I found this to be a "light bulb" moment when I swung around a right hander into a climb, chose a gear, and stomped on the pedals. Whoops! Too high of a gear choice there, but- ya know- you just got to gut it out, because with this much pressure on the pedals, you probably won't get the shift. Unless.......zing! You have electronic shifting, which seems to be impervious to how hard you are cranking out the power. My shift made the climb more bearable. Interestingly, the chain actually did make a zing sound and the resulting vibrations could be felt through the carbon frame, the chain was so taught. I also was able to shift the front rings under power, standing up. It just doesn't seem to matter. All your preconceived notions, all your habitual shifting patterns and strategies are now completely useless with Di2. Those servos don't care. They shift no matter. It really makes things easier and.....better. 

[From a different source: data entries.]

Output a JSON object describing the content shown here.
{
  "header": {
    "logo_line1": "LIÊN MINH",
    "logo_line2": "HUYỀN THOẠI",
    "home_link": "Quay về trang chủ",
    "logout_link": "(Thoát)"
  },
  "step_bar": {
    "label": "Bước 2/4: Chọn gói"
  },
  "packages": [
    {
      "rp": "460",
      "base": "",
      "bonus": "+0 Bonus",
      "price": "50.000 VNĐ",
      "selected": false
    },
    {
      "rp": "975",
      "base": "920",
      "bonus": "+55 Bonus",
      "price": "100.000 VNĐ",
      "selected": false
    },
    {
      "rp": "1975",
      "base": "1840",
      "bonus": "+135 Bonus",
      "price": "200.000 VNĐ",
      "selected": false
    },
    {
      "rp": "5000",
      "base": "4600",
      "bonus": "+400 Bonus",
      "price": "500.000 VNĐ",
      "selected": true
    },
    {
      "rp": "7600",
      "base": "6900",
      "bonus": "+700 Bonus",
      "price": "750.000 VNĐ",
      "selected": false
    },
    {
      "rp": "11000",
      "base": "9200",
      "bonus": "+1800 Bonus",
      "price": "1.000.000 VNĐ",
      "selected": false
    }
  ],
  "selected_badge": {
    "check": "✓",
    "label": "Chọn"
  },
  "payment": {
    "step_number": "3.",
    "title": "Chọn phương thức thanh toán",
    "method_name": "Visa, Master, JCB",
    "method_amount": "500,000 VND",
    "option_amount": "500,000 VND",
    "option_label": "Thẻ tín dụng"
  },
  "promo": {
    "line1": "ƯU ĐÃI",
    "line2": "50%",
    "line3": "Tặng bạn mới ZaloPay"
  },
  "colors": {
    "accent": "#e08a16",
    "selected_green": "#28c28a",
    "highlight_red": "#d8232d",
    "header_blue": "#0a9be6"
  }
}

I think electronic shifting bits are okay at this point, but I have to wonder how slippery a slope we are on. How, or even if, electronic shifting might take things out of our hands and start making decisions for us. Sound far fetched? I don't think so when you consider ANT+, Bluetooth, power meters, and electronic shifting and how that could all be integrated into an "automatic" shifting drive train.

It's an "official tire" for a certain event, but is it for you?
Then there are these tubeless tires from QBP's new brand, Teravail. They have poured a dump truck load of R&D, marketing, and promotion into this brand and in particular, the Cannonball 40mm tire. It's a tire that they have pinned a lot of hopes on, and it is the official tire of the Dirty Kanza 200, dontcha know. There is even a tire release party at Emporia this weekend. So.....yeah. It's a big deal.

Are these tires all that and a bag of chips? Well, there are over a 100 miles on the set I have here, and I can say that they are decent tires. I'm not all blown away by them, or at least, not yet. They may break in and ride better than they do now. Many gravel tires seem to be this way. Stiff, wooden feeling casings get more lively and cushy as the miles pile on. I was texting back and forth with my good friend, MG about this last night, and we recounted several tires we have both used that acted in this manner. That said, I'm not going to tell you these tires are so amazing they should have their own release party, because, well, that's just silly.  They do well tubeless though, and for that, I think they are definitely worth considering. I'll have more to say about these in the future.....

So, this bike as a whole, it is definitely interesting. It has a very unique ride quality that I have found that another guy at the shop, who I let ride it the other day, confirmed for me. In some ways it isn't very surprising, and in some ways the ride of the Roker is doing two things at once which is very unlike my steel bikes. Is it "bad" or is it "good"? I just don't quite know the answer to that just yet. I'll be moving the tires off this and slapping something I'm more attuned to to help me dissect this beast.

Until then, I'll be riding this plastic fantastic rig some more to get to the bottom of it all.